We had phase II data comparing TDM1 with taxane plus trastuzumab in about 120 patients and it looked a lot better; but, other than those data, we really hadn’t examined TDM1 head-to-head with the old standard of taxane plus trastuzumab. So, I actually think that MARIANNE is a positive study in the sense that we now have an option that’s as good as, and certainly not worse than, traditional chemotherapy plus trastuzumab. I think that is a major breakthrough for women facing HER2-positive metastatic breast cancer who don’t want to lose their hair, who don’t want to have the nausea and vomiting.
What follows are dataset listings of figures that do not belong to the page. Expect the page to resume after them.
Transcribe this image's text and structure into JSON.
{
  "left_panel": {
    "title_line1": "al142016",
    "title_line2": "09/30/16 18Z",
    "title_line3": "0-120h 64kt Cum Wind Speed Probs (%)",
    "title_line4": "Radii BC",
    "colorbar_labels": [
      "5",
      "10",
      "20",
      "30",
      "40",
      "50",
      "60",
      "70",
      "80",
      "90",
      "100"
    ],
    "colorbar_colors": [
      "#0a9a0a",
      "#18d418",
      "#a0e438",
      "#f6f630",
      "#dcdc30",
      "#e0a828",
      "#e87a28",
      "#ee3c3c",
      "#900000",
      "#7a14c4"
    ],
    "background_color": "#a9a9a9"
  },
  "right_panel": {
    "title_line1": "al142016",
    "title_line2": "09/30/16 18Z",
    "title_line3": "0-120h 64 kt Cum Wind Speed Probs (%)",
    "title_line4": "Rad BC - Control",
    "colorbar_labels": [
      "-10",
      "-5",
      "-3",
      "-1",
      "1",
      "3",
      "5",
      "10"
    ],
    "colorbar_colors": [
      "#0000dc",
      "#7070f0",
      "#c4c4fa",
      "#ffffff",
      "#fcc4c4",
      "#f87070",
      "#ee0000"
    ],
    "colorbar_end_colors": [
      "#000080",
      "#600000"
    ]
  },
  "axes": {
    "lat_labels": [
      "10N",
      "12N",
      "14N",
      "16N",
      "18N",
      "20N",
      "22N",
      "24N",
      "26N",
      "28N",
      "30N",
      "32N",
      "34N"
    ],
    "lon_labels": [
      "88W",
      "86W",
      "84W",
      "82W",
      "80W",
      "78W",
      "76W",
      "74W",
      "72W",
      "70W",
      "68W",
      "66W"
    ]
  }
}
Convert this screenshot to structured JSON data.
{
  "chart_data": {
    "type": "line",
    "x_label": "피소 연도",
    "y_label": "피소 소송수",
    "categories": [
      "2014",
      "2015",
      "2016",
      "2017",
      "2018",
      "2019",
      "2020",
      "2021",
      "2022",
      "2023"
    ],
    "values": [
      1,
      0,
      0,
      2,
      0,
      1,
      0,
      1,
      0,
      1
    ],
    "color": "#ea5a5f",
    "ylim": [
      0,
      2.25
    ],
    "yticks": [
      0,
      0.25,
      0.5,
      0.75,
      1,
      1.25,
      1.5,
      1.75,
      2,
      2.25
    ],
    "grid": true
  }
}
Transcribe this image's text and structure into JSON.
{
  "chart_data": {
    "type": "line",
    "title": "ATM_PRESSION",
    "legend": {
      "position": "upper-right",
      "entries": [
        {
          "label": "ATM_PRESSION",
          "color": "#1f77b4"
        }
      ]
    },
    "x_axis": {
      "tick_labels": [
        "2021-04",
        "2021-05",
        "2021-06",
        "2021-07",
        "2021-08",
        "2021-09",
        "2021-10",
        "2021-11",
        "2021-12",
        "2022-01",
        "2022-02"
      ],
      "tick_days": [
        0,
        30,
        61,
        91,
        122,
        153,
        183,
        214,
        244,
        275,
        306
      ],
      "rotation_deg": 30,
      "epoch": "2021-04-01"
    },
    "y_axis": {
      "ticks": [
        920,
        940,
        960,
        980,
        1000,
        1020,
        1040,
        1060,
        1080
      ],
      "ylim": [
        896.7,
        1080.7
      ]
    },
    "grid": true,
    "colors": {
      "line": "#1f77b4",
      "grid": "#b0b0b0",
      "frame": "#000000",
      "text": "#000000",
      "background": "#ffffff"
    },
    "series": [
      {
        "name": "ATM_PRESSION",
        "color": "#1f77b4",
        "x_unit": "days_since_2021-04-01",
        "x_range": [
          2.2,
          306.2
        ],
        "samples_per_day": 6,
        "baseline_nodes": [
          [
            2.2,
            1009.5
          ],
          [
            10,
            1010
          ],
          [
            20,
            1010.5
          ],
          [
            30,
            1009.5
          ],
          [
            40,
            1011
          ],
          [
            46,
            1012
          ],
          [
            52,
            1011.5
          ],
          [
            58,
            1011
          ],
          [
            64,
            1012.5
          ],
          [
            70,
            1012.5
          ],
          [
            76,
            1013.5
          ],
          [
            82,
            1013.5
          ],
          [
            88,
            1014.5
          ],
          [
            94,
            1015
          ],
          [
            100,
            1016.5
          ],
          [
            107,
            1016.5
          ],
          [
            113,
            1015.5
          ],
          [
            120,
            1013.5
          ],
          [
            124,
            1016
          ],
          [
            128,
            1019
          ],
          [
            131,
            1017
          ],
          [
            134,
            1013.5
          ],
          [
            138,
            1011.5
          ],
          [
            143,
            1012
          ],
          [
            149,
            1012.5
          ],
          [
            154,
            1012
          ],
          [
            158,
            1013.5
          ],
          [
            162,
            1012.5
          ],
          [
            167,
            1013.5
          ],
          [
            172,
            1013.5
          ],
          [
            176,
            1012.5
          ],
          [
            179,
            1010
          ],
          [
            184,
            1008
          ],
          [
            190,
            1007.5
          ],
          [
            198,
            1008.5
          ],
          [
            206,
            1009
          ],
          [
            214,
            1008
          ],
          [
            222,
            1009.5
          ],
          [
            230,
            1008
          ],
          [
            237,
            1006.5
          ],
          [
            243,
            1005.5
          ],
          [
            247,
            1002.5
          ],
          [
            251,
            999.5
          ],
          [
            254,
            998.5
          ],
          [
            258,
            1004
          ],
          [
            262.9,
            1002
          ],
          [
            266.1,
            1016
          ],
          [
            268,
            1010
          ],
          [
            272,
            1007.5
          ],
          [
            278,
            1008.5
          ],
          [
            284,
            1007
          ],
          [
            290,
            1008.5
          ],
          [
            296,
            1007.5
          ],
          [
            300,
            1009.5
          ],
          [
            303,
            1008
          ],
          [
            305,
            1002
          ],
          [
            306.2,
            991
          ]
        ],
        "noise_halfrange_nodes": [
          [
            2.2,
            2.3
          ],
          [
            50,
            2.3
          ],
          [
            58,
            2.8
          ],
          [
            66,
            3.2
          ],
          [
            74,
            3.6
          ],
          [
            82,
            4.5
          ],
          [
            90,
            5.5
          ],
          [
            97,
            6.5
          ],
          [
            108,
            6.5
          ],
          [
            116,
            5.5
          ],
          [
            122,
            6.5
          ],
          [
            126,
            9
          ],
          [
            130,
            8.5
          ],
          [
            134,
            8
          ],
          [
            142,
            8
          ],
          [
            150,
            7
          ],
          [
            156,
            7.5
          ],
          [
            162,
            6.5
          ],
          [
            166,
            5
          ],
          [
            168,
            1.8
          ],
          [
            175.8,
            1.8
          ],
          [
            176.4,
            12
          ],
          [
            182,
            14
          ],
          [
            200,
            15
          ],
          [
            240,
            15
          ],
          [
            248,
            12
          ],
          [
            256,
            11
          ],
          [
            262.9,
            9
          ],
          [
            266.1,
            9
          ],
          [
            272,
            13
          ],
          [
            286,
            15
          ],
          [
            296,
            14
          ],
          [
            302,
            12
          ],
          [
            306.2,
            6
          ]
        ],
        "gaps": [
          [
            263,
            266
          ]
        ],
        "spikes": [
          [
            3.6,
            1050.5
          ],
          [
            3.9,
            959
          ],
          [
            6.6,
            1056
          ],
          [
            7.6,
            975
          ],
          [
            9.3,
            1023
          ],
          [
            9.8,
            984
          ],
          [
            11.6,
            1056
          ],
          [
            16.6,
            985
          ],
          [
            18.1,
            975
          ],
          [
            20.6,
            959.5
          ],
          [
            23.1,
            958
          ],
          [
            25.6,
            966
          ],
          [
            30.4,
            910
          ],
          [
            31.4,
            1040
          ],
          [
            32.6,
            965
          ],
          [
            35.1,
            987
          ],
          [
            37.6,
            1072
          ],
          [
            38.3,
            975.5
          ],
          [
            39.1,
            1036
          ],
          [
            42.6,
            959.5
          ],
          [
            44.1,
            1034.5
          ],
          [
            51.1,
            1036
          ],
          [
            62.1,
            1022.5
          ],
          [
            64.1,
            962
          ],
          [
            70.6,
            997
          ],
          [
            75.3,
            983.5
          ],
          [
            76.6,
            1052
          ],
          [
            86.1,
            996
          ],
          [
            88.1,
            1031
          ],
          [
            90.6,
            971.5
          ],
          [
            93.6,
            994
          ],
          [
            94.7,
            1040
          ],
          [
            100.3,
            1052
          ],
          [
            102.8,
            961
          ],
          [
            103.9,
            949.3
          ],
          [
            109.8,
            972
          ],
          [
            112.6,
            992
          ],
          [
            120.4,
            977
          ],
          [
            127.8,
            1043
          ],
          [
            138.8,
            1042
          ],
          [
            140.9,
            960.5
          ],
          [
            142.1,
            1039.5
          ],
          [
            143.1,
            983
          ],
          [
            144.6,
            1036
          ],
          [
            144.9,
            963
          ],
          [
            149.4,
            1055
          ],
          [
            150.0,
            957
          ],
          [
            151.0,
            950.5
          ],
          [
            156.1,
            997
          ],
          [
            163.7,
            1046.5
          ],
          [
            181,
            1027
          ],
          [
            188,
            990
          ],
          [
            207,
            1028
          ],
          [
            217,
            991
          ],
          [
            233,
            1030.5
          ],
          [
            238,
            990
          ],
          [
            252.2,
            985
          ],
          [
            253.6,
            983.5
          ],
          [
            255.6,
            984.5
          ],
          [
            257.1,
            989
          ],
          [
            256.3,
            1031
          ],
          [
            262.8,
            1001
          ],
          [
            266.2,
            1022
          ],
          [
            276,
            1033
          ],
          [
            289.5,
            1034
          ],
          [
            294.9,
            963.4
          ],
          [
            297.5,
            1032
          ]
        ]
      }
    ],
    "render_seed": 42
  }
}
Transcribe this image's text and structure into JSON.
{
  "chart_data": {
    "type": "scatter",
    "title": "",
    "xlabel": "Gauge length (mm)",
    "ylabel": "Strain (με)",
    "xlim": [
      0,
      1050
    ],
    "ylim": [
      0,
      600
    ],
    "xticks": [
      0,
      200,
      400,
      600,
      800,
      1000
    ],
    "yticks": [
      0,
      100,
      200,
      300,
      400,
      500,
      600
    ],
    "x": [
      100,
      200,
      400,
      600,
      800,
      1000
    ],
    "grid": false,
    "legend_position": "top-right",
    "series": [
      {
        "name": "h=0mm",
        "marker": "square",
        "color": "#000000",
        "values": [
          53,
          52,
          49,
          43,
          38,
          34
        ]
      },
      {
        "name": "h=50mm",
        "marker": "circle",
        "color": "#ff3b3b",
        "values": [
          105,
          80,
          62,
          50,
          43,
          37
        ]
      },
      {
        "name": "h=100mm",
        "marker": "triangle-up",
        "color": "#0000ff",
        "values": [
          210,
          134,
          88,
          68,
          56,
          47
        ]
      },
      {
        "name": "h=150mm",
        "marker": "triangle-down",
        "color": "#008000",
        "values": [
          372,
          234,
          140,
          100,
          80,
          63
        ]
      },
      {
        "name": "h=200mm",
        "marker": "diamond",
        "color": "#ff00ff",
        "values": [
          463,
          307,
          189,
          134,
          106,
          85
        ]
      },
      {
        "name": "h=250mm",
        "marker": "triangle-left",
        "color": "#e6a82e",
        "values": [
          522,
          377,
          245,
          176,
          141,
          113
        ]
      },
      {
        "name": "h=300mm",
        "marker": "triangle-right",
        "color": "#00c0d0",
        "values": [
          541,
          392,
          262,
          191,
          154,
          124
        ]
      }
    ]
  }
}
Most of the women in this situation have received adjuvant chemotherapy, so they know exactly what the side effects of taxane and trastuzumab are.

Although I think that most people were disappointed with the MARIANNE results, I would suggest that it actually was a very nice study to confirm the activity of TDM1 and also the absence of hypersensitive side effects. There are certainly side effects with both approaches, but they are significantly less with the use of TDM1. I think the outstanding question relative to MARIANNE is why didn’t the pertuzumab add anything? I have yet come up with a good answer for that.

WSG-ADAPT study

In the neoadjuvant setting, we saw data from Nadia Harbeck in a study called the WSG-ADAPT study.4 This was a phase II study with a three-arm randomization comparing TDM1 alone (arm A), TDM1 plus endocrine therapy (arm B; premenopausal, tamoxifen; postmenopausal, aromatase inhibitor), and endocrine therapy plus trastuzumab (arm C), with a primary endpoint of complete pathologic response (pCR). The study showed the overall pCR rate was 30.8%: arm A, 40.5%; arm B, 45.8%; arm C, 6.7%. A 40% to 45% pCR rate in the neoadjuvant setting for HER2-positive breast cancer is one of the highest we’ve seen, and this certainly has changed my thinking about how we might incorporate TDM1 in the neoadjuvant setting.

Unfortunately, TDM1 is not approved in this setting in the US; its use in this space would remain experimental. But, again, the data suggest that in terms of a pCR rate TDM1 is as good as what we’ve seen with traditional taxane and trastuzumab–based therapy, and, hopefully, there will be additional studies exploring TDM1 as a neoadjuvant agent.